Presiden Fed Boston, Susan Collins, dan Presiden Fed Atlanta, Raphael Bostic, keduanya mengingatkan agar kebijakan moneter dilakukan secara hati-hati dan berdasarkan data. Collins menekankan pentingnya pendekatan berbasis data dalam pelonggaran moneter, sementara Bostic menggarisbawahi potensi ancaman pada pasar tenaga kerja meskipun inflasi cenderung mereda. Para pedagang kini menantikan risalah rapat terakhir Fed dan data inflasi AS yang akan dirilis akhir pekan ini, untuk mencari petunjuk lebih lanjut mengenai arah suku bunga.
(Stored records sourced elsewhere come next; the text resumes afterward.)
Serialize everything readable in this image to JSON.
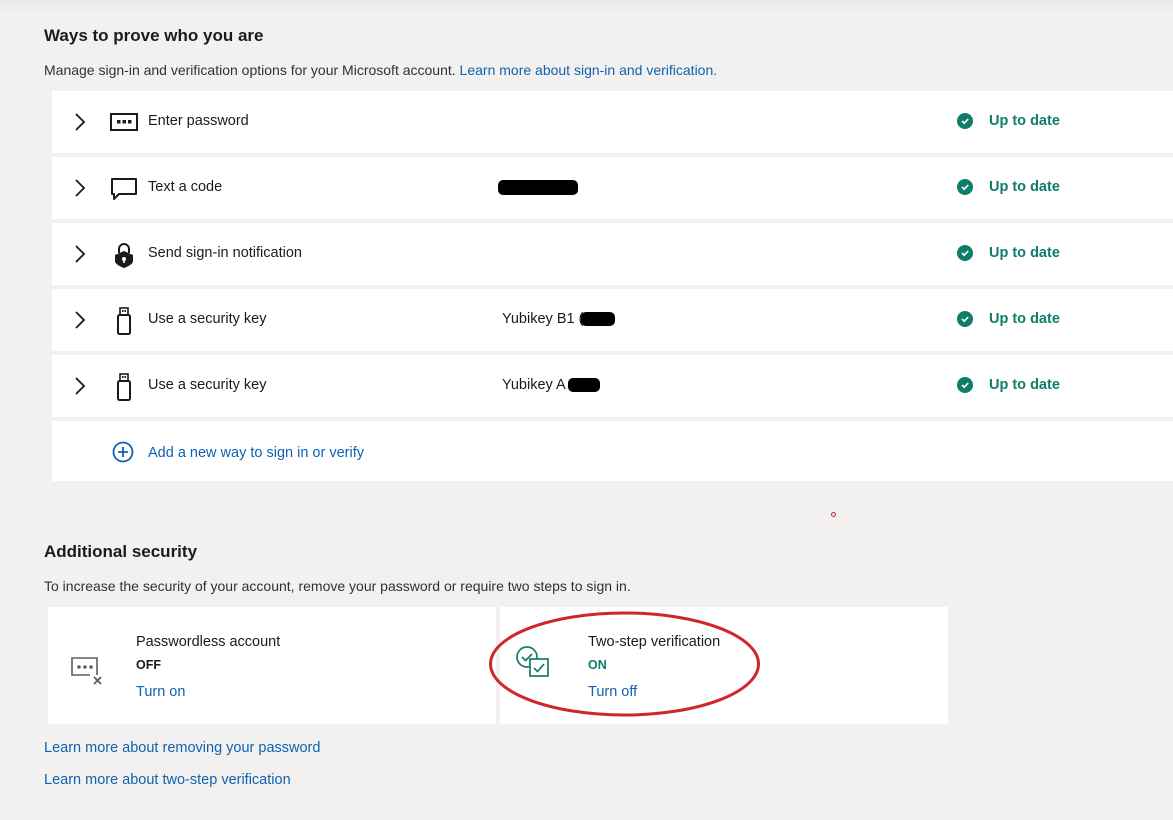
{
  "section1": {
    "title": "Ways to prove who you are",
    "description": "Manage sign-in and verification options for your Microsoft account.",
    "learn_link": "Learn more about sign-in and verification."
  },
  "methods": [
    {
      "icon": "password-icon",
      "label": "Enter password",
      "detail": "",
      "status": "Up to date"
    },
    {
      "icon": "chat-icon",
      "label": "Text a code",
      "detail": "",
      "status": "Up to date"
    },
    {
      "icon": "lock-icon",
      "label": "Send sign-in notification",
      "detail": "",
      "status": "Up to date"
    },
    {
      "icon": "usb-key-icon",
      "label": "Use a security key",
      "detail": "Yubikey B1 (",
      "status": "Up to date"
    },
    {
      "icon": "usb-key-icon",
      "label": "Use a security key",
      "detail": "Yubikey A",
      "status": "Up to date"
    }
  ],
  "add_method": {
    "icon": "plus-circle-icon",
    "label": "Add a new way to sign in or verify"
  },
  "section2": {
    "title": "Additional security",
    "description": "To increase the security of your account, remove your password or require two steps to sign in."
  },
  "cards": [
    {
      "icon": "passwordless-icon",
      "title": "Passwordless account",
      "state": "OFF",
      "action": "Turn on",
      "state_color": "#1b1b1b"
    },
    {
      "icon": "two-step-icon",
      "title": "Two-step verification",
      "state": "ON",
      "action": "Turn off",
      "state_color": "#107c6a"
    }
  ],
  "bottom_links": {
    "remove_password": "Learn more about removing your password",
    "two_step": "Learn more about two-step verification"
  },
  "colors": {
    "accent": "#0f62b0",
    "success": "#107c6a",
    "annotation": "#d0262a"
  }
}
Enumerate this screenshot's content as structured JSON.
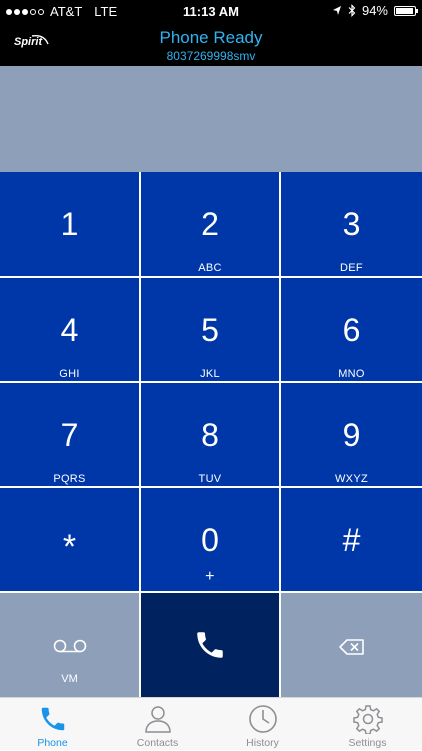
{
  "status_bar": {
    "carrier": "AT&T",
    "network": "LTE",
    "time": "11:13 AM",
    "battery": "94%",
    "battery_level": 0.94,
    "signal_bars_filled": 3,
    "signal_bars_total": 5
  },
  "header": {
    "logo_text": "Spirit",
    "title": "Phone Ready",
    "subtitle": "8037269998smv",
    "title_color": "#2fb3f2"
  },
  "keypad": {
    "key_color": "#0037a8",
    "keys": [
      {
        "digit": "1",
        "letters": ""
      },
      {
        "digit": "2",
        "letters": "ABC"
      },
      {
        "digit": "3",
        "letters": "DEF"
      },
      {
        "digit": "4",
        "letters": "GHI"
      },
      {
        "digit": "5",
        "letters": "JKL"
      },
      {
        "digit": "6",
        "letters": "MNO"
      },
      {
        "digit": "7",
        "letters": "PQRS"
      },
      {
        "digit": "8",
        "letters": "TUV"
      },
      {
        "digit": "9",
        "letters": "WXYZ"
      },
      {
        "digit": "*",
        "letters": ""
      },
      {
        "digit": "0",
        "letters": "+"
      },
      {
        "digit": "#",
        "letters": ""
      }
    ],
    "voicemail_label": "VM",
    "call_icon": "phone-icon",
    "backspace_icon": "backspace-icon"
  },
  "tabs": [
    {
      "label": "Phone",
      "icon": "phone-icon",
      "active": true
    },
    {
      "label": "Contacts",
      "icon": "person-icon",
      "active": false
    },
    {
      "label": "History",
      "icon": "clock-icon",
      "active": false
    },
    {
      "label": "Settings",
      "icon": "gear-icon",
      "active": false
    }
  ]
}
Meskipun mengalami tekanan baru-baru ini, harga emas tetap naik lebih dari 25% sepanjang tahun ini. Tren positif ini didorong oleh ekspektasi pemangkasan suku bunga, meningkatnya pembelian bank sentral, dan ketegangan geopolitik. Namun, kekhawatiran terkait konflik besar-besaran di Timur Tengah mulai mereda dalam beberapa hari terakhir, yang mungkin berdampak pada permintaan aset safe haven seperti emas. Penguatan dolar juga menambah tekanan terhadap logam mulia ini.
Pada perdagangan terakhir, harga emas spot turun 0,4% menjadi $2.611,17 per ons pada pukul 8:08 pagi di London, masih di bawah rekor tertinggi sepanjang masa sebesar $2.685,58 yang dicapai pada bulan September. Indeks Spot Dolar Bloomberg naik untuk hari kedelapan berturut-turut. Harga perak, platinum, dan paladium juga turun.